My favorite: ex-Labour Health Secretary Frank Dobson (UK) said he’d only met the great man twice. The first time he was part of a big delegation and he didn’t expect Mandela would even notice him. The second time was a one-to-one encounter in the South African embassy in London. They approached one another in a corridor and the President suddenly shouted out, “Ah Frank, so nice to see you again. How are you?” Dobson was so taken aback he froze and couldn’t say a word. At which point Mandela walked over, placed his hand on Dobson’s shoulder and said, “You do remember me, don’t you?”
I think it’s a lovely story and tells us so much about Mandela, but as you say it ‘fits’ into our existing template of how we want to see him. On its own the story wouldn’t work, but knowing the other 2 layers it makes sense.
Thanks for another terrific blog Nick – my education in the art of storytelling continues…!

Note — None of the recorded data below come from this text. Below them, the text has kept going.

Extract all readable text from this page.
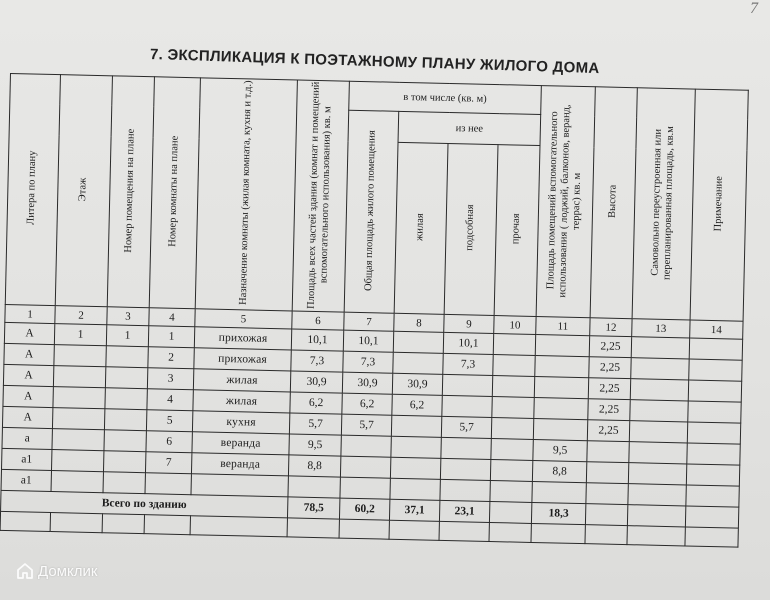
7
7. ЭКСПЛИКАЦИЯ К ПОЭТАЖНОМУ ПЛАНУ ЖИЛОГО ДОМА
Литера по плану	Этаж	Номер помещения на плане	Номер комнаты на плане	Назначение комнаты (жилая комната, кухня и т.д.)	Площадь всех частей здания (комнат и помещений вспомогательного использования) кв. м	в том числе (кв. м)				Площадь помещений вспомогательного использования ( лоджий, балконов, веранд, террас) кв. м	Высота	Самовольно переустроенная или перепланированная площадь, кв.м	Примечание
						Общая площадь жилого помещения	из нее						
							жилая	подсобная	прочая				
1	2	3	4	5	6	7	8	9	10	11	12	13	14
А	1	1	1	прихожая	10,1	10,1		10,1			2,25		
А			2	прихожая	7,3	7,3		7,3			2,25		
А			3	жилая	30,9	30,9	30,9				2,25		
А			4	жилая	6,2	6,2	6,2				2,25		
А			5	кухня	5,7	5,7		5,7			2,25		
а			6	веранда	9,5					9,5			
а1			7	веранда	8,8					8,8			
а1													
Всего по зданию					78,5	60,2	37,1	23,1		18,3			

Домклик
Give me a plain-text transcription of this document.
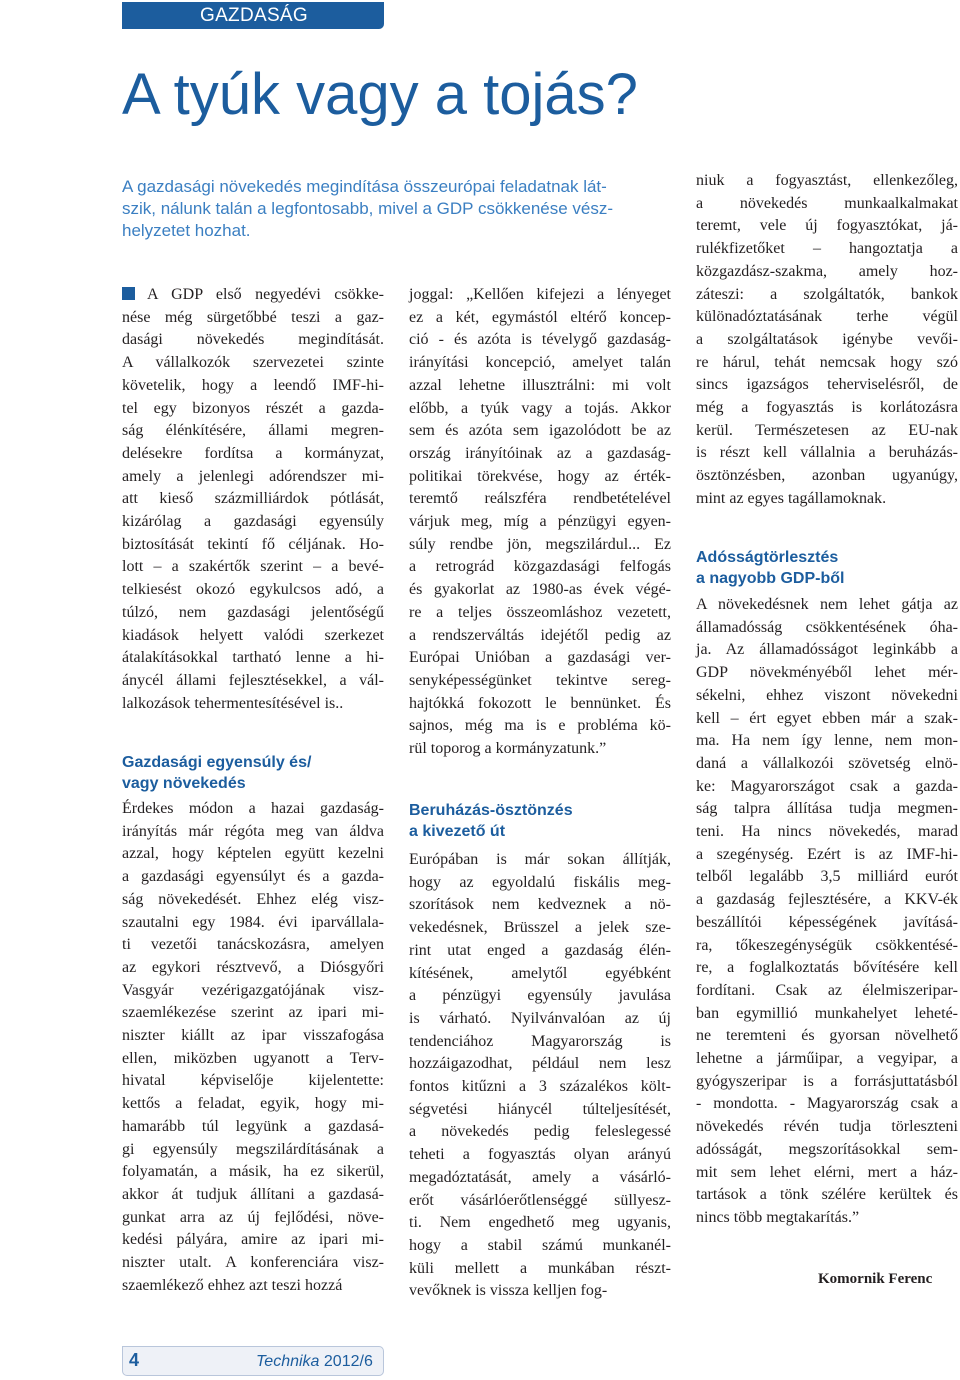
GAZDASÁG
A tyúk vagy a tojás?
A gazdasági növekedés megindítása összeurópai feladatnak lát-
szik, nálunk talán a legfontosabb, mivel a GDP csökkenése vész-
helyzetet hozhat.
A GDP első negyedévi csökke-
nése még sürgetőbbé teszi a gaz-
dasági növekedés megindítását.
A vállalkozók szervezetei szinte
követelik, hogy a leendő IMF-hi-
tel egy bizonyos részét a gazda-
ság élénkítésére, állami megren-
delésekre fordítsa a kormányzat,
amely a jelenlegi adórendszer mi-
att kieső százmilliárdok pótlását,
kizárólag a gazdasági egyensúly
biztosítását tekintí fő céljának. Ho-
lott – a szakértők szerint – a bevé-
telkiesést okozó egykulcsos adó, a
túlzó, nem gazdasági jelentőségű
kiadások helyett valódi szerkezet
átalakításokkal tartható lenne a hi-
ánycél állami fejlesztésekkel, a vál-
lalkozások tehermentesítésével is..
Gazdasági egyensúly és/
vagy növekedés
Érdekes módon a hazai gazdaság-
irányítás már régóta meg van áldva
azzal, hogy képtelen együtt kezelni
a gazdasági egyensúlyt és a gazda-
ság növekedését. Ehhez elég visz-
szautalni egy 1984. évi iparvállala-
ti vezetői tanácskozásra, amelyen
az egykori résztvevő, a Diósgyőri
Vasgyár vezérigazgatójának visz-
szaemlékezése szerint az ipari mi-
niszter kiállt az ipar visszafogása
ellen, miközben ugyanott a Terv-
hivatal képviselője kijelentette:
kettős a feladat, egyik, hogy mi-
hamarább túl legyünk a gazdasá-
gi egyensúly megszilárdításának a
folyamatán, a másik, ha ez sikerül,
akkor át tudjuk állítani a gazdasá-
gunkat arra az új fejlődési, növe-
kedési pályára, amire az ipari mi-
niszter utalt. A konferenciára visz-
szaemlékező ehhez azt teszi hozzá
joggal: „Kellően kifejezi a lényeget
ez a két, egymástól eltérő koncep-
ció - és azóta is tévelygő gazdaság-
irányítási koncepció, amelyet talán
azzal lehetne illusztrálni: mi volt
előbb, a tyúk vagy a tojás. Akkor
sem és azóta sem igazolódott be az
ország irányítóinak az a gazdaság-
politikai törekvése, hogy az érték-
teremtő reálszféra rendbetételével
várjuk meg, míg a pénzügyi egyen-
súly rendbe jön, megszilárdul... Ez
a retrográd közgazdasági felfogás
és gyakorlat az 1980-as évek végé-
re a teljes összeomláshoz vezetett,
a rendszerváltás idejétől pedig az
Európai Unióban a gazdasági ver-
senyképességünket tekintve sereg-
hajtókká fokozott le bennünket. És
sajnos, még ma is e probléma kö-
rül toporog a kormányzatunk.”
Beruházás-ösztönzés
a kivezető út
Európában is már sokan állítják,
hogy az egyoldalú fiskális meg-
szorítások nem kedveznek a nö-
vekedésnek, Brüsszel a jelek sze-
rint utat enged a gazdaság élén-
kítésének, amelytől egyébként
a pénzügyi egyensúly javulása
is várható. Nyilvánvalóan az új
tendenciához Magyarország is
hozzáigazodhat, például nem lesz
fontos kitűzni a 3 százalékos költ-
ségvetési hiánycél túlteljesítését,
a növekedés pedig feleslegessé
teheti a fogyasztás olyan arányú
megadóztatását, amely a vásárló-
erőt vásárlóerőtlenséggé süllyesz-
ti. Nem engedhető meg ugyanis,
hogy a stabil számú munkanél-
küli mellett a munkában részt-
vevőknek is vissza kelljen fog-
niuk a fogyasztást, ellenkezőleg,
a növekedés munkaalkalmakat
teremt, vele új fogyasztókat, já-
rulékfizetőket – hangoztatja a
közgazdász-szakma, amely hoz-
záteszi: a szolgáltatók, bankok
különadóztatásának terhe végül
a szolgáltatások igénybe vevői-
re hárul, tehát nemcsak hogy szó
sincs igazságos teherviselésről, de
még a fogyasztás is korlátozásra
kerül. Természetesen az EU-nak
is részt kell vállalnia a beruházás-
ösztönzésben, azonban ugyanúgy,
mint az egyes tagállamoknak.
Adósságtörlesztés
a nagyobb GDP-ből
A növekedésnek nem lehet gátja az
államadósság csökkentésének óha-
ja. Az államadósságot leginkább a
GDP növekményéből lehet mér-
sékelni, ehhez viszont növekedni
kell – ért egyet ebben már a szak-
ma. Ha nem így lenne, nem mon-
daná a vállalkozói szövetség elnö-
ke: Magyarországot csak a gazda-
ság talpra állítása tudja megmen-
teni. Ha nincs növekedés, marad
a szegénység. Ezért is az IMF-hi-
telből legalább 3,5 milliárd eurót
a gazdaság fejlesztésére, a KKV-ék
beszállítói képességének javításá-
ra, tőkeszegénységük csökkentésé-
re, a foglalkoztatás bővítésére kell
fordítani. Csak az élelmiszeripar-
ban egymillió munkahelyet leheté-
ne teremteni és gyorsan növelhető
lehetne a járműipar, a vegyipar, a
gyógyszeripar is a forrásjuttatásból
- mondotta. - Magyarország csak a
növekedés révén tudja törleszteni
adósságát, megszorításokkal sem-
mit sem lehet elérni, mert a ház-
tartások a tönk szélére kerültek és
nincs több megtakarítás.”
Komornik Ferenc
4	Technika 2012/6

Thanks, Mr. Thorp, as always, for your excellent commentary. I like your taxonomy as a start-up way to think about storytelling both as a test to see if you’ve got the right elements and a way for people to construct a story.
Dr. Morgan,
Before I recorded the podcast interview that you kindly agreed to a few months ago, I of course read and re-read “Power Cues.” (Your interview is a top download, by the way.) And yet, here I am reading material from it that I must have missed.
I have since interviewed experts from a range of communication disciplines and every single one of them has repeated the same mantra: “It’s the story.” I humbly suggest that as the thesis of your next book.
Obviously, it must be at least “a” if not “the” most compelling component of communication. (I guess you’d say that intent and the emotions we leak to our audience come first?)
Anyway, great insights. Now I have to go back and read “Power Cues” for the fourth time.
Thanks, Boyd! It is indeed the story.